DevOps and SRE Engineer
5+ Years
Kubernetes (EKS/GKE/AKS), Terraform, Helm, GitOps, CI/CD Pipelines, Prometheus, Grafana, OpenTelemetry, Cloud Security, Networking
Full Time
Remote
Job Description
The DevOps and SRE Engineer will be responsible for building and maintaining highly reliable, scalable, and cost-efficient cloud infrastructure. This role requires expertise in Kubernetes administration, Infrastructure as Code (IaC), observability, and CI/CD automation. The ideal candidate will ensure error budgets, SLOs, and cloud cost optimization are achieved without compromising reliability, while driving an automation-first approach across environments.
Responsibilities
- Design and maintain CI/CD pipelines with progressive delivery.
- Operate and scale EKS, GKE, or AKS clusters with strong multi-tenancy.

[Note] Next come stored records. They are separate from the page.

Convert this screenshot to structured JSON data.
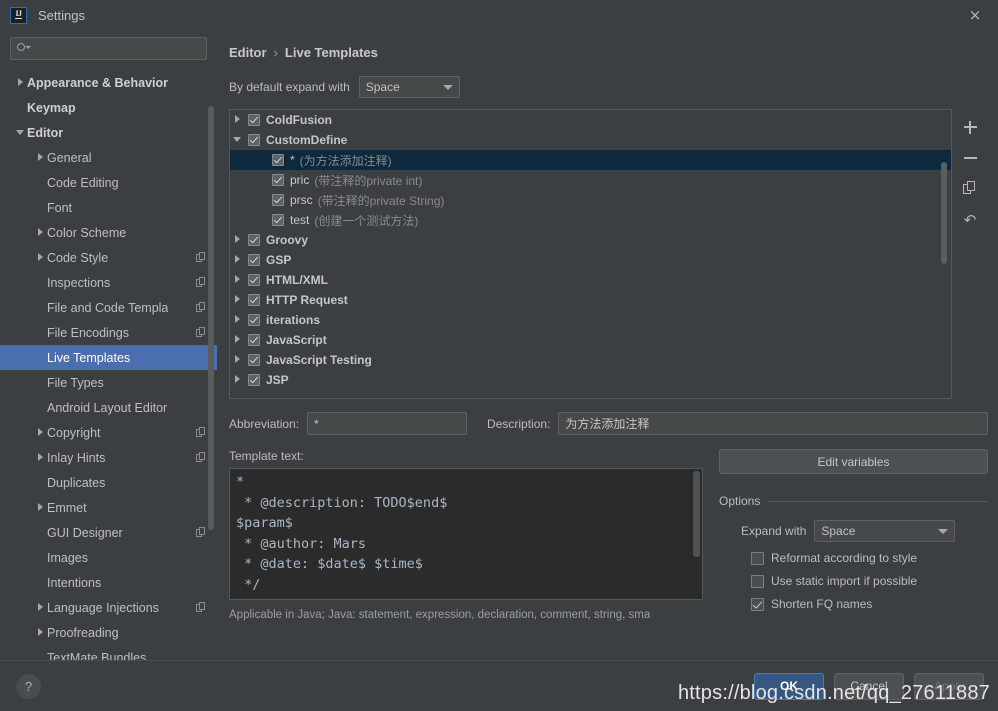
{
  "window": {
    "title": "Settings",
    "logo_text": "IJ",
    "close_icon": "×"
  },
  "sidebar": {
    "search": {
      "value": "",
      "placeholder": ""
    },
    "items": [
      {
        "label": "Appearance & Behavior",
        "arrow": "closed",
        "indent": 0,
        "bold": true,
        "selected": false,
        "copy": false
      },
      {
        "label": "Keymap",
        "arrow": "none",
        "indent": 0,
        "bold": true,
        "selected": false,
        "copy": false
      },
      {
        "label": "Editor",
        "arrow": "open",
        "indent": 0,
        "bold": true,
        "selected": false,
        "copy": false
      },
      {
        "label": "General",
        "arrow": "closed",
        "indent": 1,
        "bold": false,
        "selected": false,
        "copy": false
      },
      {
        "label": "Code Editing",
        "arrow": "none",
        "indent": 1,
        "bold": false,
        "selected": false,
        "copy": false
      },
      {
        "label": "Font",
        "arrow": "none",
        "indent": 1,
        "bold": false,
        "selected": false,
        "copy": false
      },
      {
        "label": "Color Scheme",
        "arrow": "closed",
        "indent": 1,
        "bold": false,
        "selected": false,
        "copy": false
      },
      {
        "label": "Code Style",
        "arrow": "closed",
        "indent": 1,
        "bold": false,
        "selected": false,
        "copy": true
      },
      {
        "label": "Inspections",
        "arrow": "none",
        "indent": 1,
        "bold": false,
        "selected": false,
        "copy": true
      },
      {
        "label": "File and Code Templa",
        "arrow": "none",
        "indent": 1,
        "bold": false,
        "selected": false,
        "copy": true
      },
      {
        "label": "File Encodings",
        "arrow": "none",
        "indent": 1,
        "bold": false,
        "selected": false,
        "copy": true
      },
      {
        "label": "Live Templates",
        "arrow": "none",
        "indent": 1,
        "bold": false,
        "selected": true,
        "copy": false
      },
      {
        "label": "File Types",
        "arrow": "none",
        "indent": 1,
        "bold": false,
        "selected": false,
        "copy": false
      },
      {
        "label": "Android Layout Editor",
        "arrow": "none",
        "indent": 1,
        "bold": false,
        "selected": false,
        "copy": false
      },
      {
        "label": "Copyright",
        "arrow": "closed",
        "indent": 1,
        "bold": false,
        "selected": false,
        "copy": true
      },
      {
        "label": "Inlay Hints",
        "arrow": "closed",
        "indent": 1,
        "bold": false,
        "selected": false,
        "copy": true
      },
      {
        "label": "Duplicates",
        "arrow": "none",
        "indent": 1,
        "bold": false,
        "selected": false,
        "copy": false
      },
      {
        "label": "Emmet",
        "arrow": "closed",
        "indent": 1,
        "bold": false,
        "selected": false,
        "copy": false
      },
      {
        "label": "GUI Designer",
        "arrow": "none",
        "indent": 1,
        "bold": false,
        "selected": false,
        "copy": true
      },
      {
        "label": "Images",
        "arrow": "none",
        "indent": 1,
        "bold": false,
        "selected": false,
        "copy": false
      },
      {
        "label": "Intentions",
        "arrow": "none",
        "indent": 1,
        "bold": false,
        "selected": false,
        "copy": false
      },
      {
        "label": "Language Injections",
        "arrow": "closed",
        "indent": 1,
        "bold": false,
        "selected": false,
        "copy": true
      },
      {
        "label": "Proofreading",
        "arrow": "closed",
        "indent": 1,
        "bold": false,
        "selected": false,
        "copy": false
      },
      {
        "label": "TextMate Bundles",
        "arrow": "none",
        "indent": 1,
        "bold": false,
        "selected": false,
        "copy": false
      }
    ]
  },
  "breadcrumb": {
    "root": "Editor",
    "separator": "›",
    "leaf": "Live Templates"
  },
  "expand": {
    "label": "By default expand with",
    "value": "Space"
  },
  "tree": {
    "rows": [
      {
        "arrow": "closed",
        "checked": true,
        "indent": 0,
        "name": "ColdFusion",
        "desc": "",
        "selected": false
      },
      {
        "arrow": "open",
        "checked": true,
        "indent": 0,
        "name": "CustomDefine",
        "desc": "",
        "selected": false
      },
      {
        "arrow": "none",
        "checked": true,
        "indent": 1,
        "name": "*",
        "desc": "(为方法添加注释)",
        "selected": true
      },
      {
        "arrow": "none",
        "checked": true,
        "indent": 1,
        "name": "pric",
        "desc": "(带注释的private int)",
        "selected": false
      },
      {
        "arrow": "none",
        "checked": true,
        "indent": 1,
        "name": "prsc",
        "desc": "(带注释的private String)",
        "selected": false
      },
      {
        "arrow": "none",
        "checked": true,
        "indent": 1,
        "name": "test",
        "desc": "(创建一个测试方法)",
        "selected": false
      },
      {
        "arrow": "closed",
        "checked": true,
        "indent": 0,
        "name": "Groovy",
        "desc": "",
        "selected": false
      },
      {
        "arrow": "closed",
        "checked": true,
        "indent": 0,
        "name": "GSP",
        "desc": "",
        "selected": false
      },
      {
        "arrow": "closed",
        "checked": true,
        "indent": 0,
        "name": "HTML/XML",
        "desc": "",
        "selected": false
      },
      {
        "arrow": "closed",
        "checked": true,
        "indent": 0,
        "name": "HTTP Request",
        "desc": "",
        "selected": false
      },
      {
        "arrow": "closed",
        "checked": true,
        "indent": 0,
        "name": "iterations",
        "desc": "",
        "selected": false
      },
      {
        "arrow": "closed",
        "checked": true,
        "indent": 0,
        "name": "JavaScript",
        "desc": "",
        "selected": false
      },
      {
        "arrow": "closed",
        "checked": true,
        "indent": 0,
        "name": "JavaScript Testing",
        "desc": "",
        "selected": false
      },
      {
        "arrow": "closed",
        "checked": true,
        "indent": 0,
        "name": "JSP",
        "desc": "",
        "selected": false
      }
    ],
    "toolbar": [
      {
        "icon": "plus-icon",
        "name": "add-template-button"
      },
      {
        "icon": "minus-icon",
        "name": "remove-template-button"
      },
      {
        "icon": "copy-icon",
        "name": "duplicate-template-button"
      },
      {
        "icon": "revert-icon",
        "name": "restore-defaults-button",
        "glyph": "↶"
      }
    ]
  },
  "details": {
    "abbreviation_label": "Abbreviation:",
    "abbreviation_value": "*",
    "description_label": "Description:",
    "description_value": "为方法添加注释",
    "template_text_label": "Template text:",
    "template_text": "*\n * @description: TODO$end$\n$param$\n * @author: Mars\n * @date: $date$ $time$\n */",
    "applicable": "Applicable in Java; Java: statement, expression, declaration, comment, string, sma"
  },
  "options": {
    "edit_variables_label": "Edit variables",
    "legend": "Options",
    "expand_with_label": "Expand with",
    "expand_with_value": "Space",
    "checkboxes": [
      {
        "label": "Reformat according to style",
        "checked": false
      },
      {
        "label": "Use static import if possible",
        "checked": false
      },
      {
        "label": "Shorten FQ names",
        "checked": true
      }
    ]
  },
  "footer": {
    "help_glyph": "?",
    "ok_label": "OK",
    "cancel_label": "Cancel",
    "apply_label": "Apply"
  },
  "watermark": "https://blog.csdn.net/qq_27611887",
  "colors": {
    "window_bg": "#3c3f41",
    "accent_selection": "#4b6eaf",
    "tree_selection": "#0d293e",
    "primary_button": "#365880",
    "editor_bg": "#2b2b2b",
    "code_fg": "#a9b7c6"
  }
}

- Instrument systems using Prometheus, Grafana, and OpenTelemetry.
- Run incident response, postmortems, and capacity planning.

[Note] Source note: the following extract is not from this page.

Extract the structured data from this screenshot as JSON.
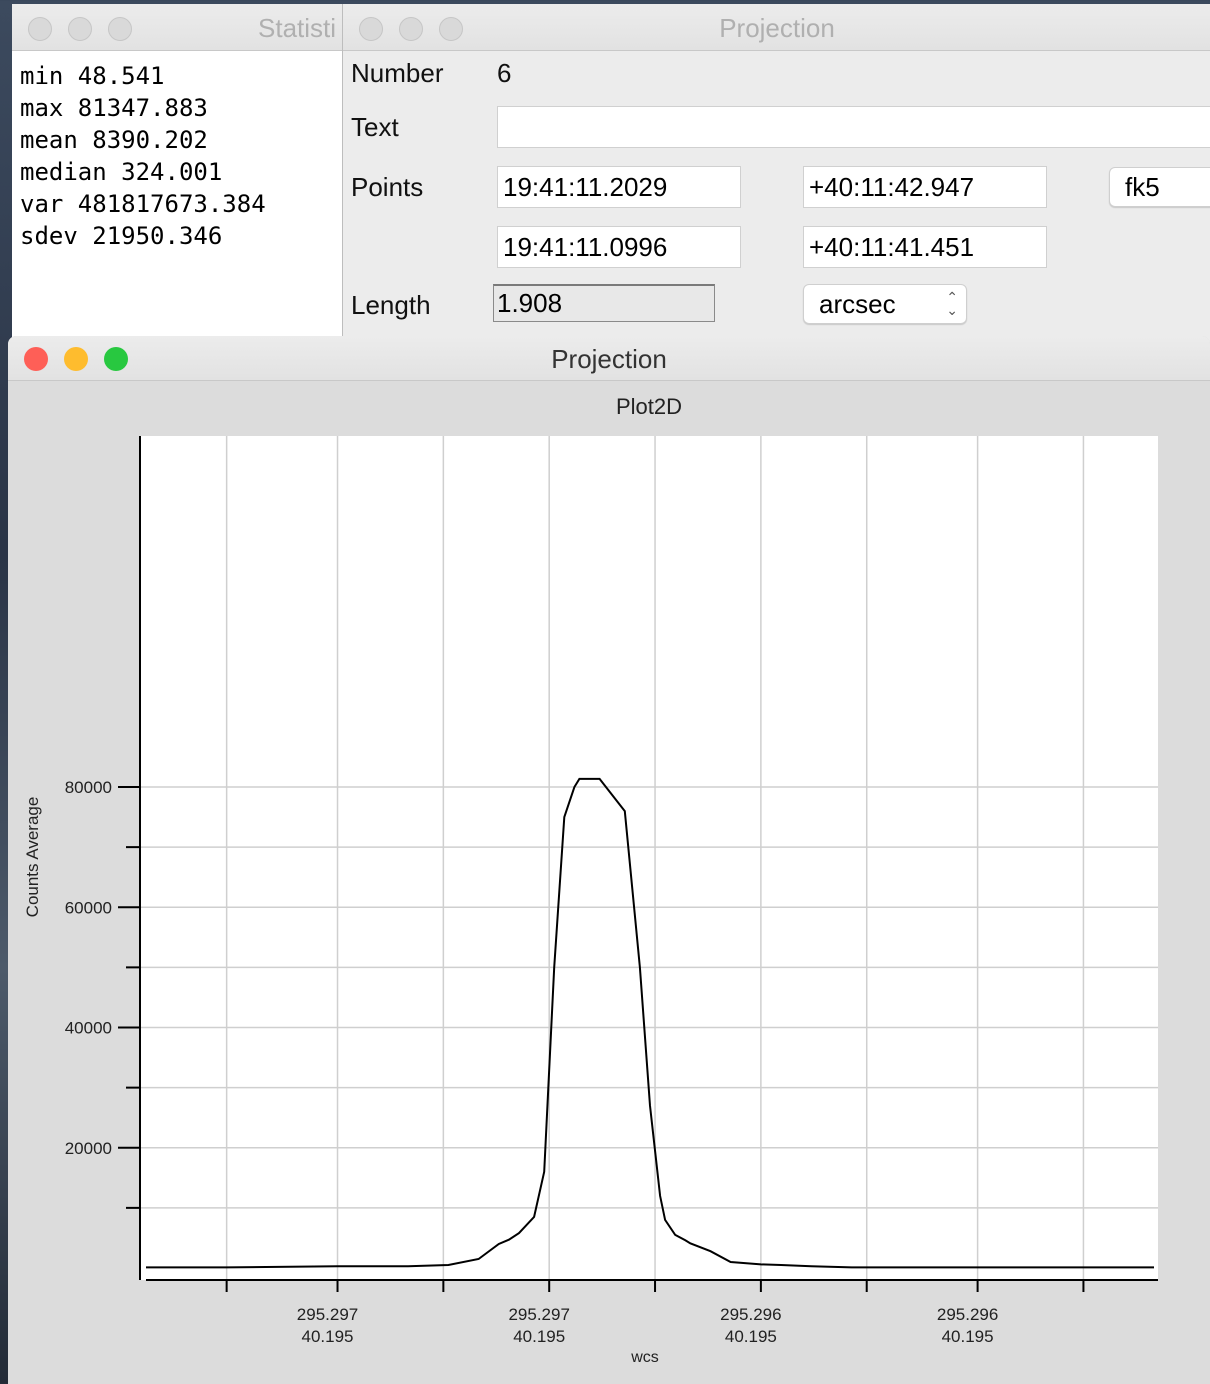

- Harden networking, IAM, and secret management.
- Deliver automated, repeatable environments using GitOps and IaC.
- Ensure clear SLOs with meaningful alerting and manage error budgets.
- Drive cloud cost efficiency per transaction while maintaining reliability.
Requirements
- Bachelor’s degree in Computer Science or related field.
- 5+ years of experience in DevOps/SRE roles supporting high-availability SaaS.
- Proven expertise in Kubernetes administration (EKS, GKE, or AKS).
- Strong experience with Terraform, Helm, and GitOps pipelines.
- Skilled in CI/CD pipeline design and maintenance.
- Knowledge of monitoring, alerting, and logging (Prometheus, Grafana, OpenTelemetry).
- Strong fundamentals in cloud networking and security.
- Calm, methodical, and automation-first mindset.
Nice to Haves
- Experience in cloud cost optimization, including AI workloads.
- Familiarity with multi-tenant SaaS environments.
- Hands-on practice with disaster recovery, backup, and restore drills.
Knowledge of compliance frameworks (SOC 2, ISO, FedRAMP).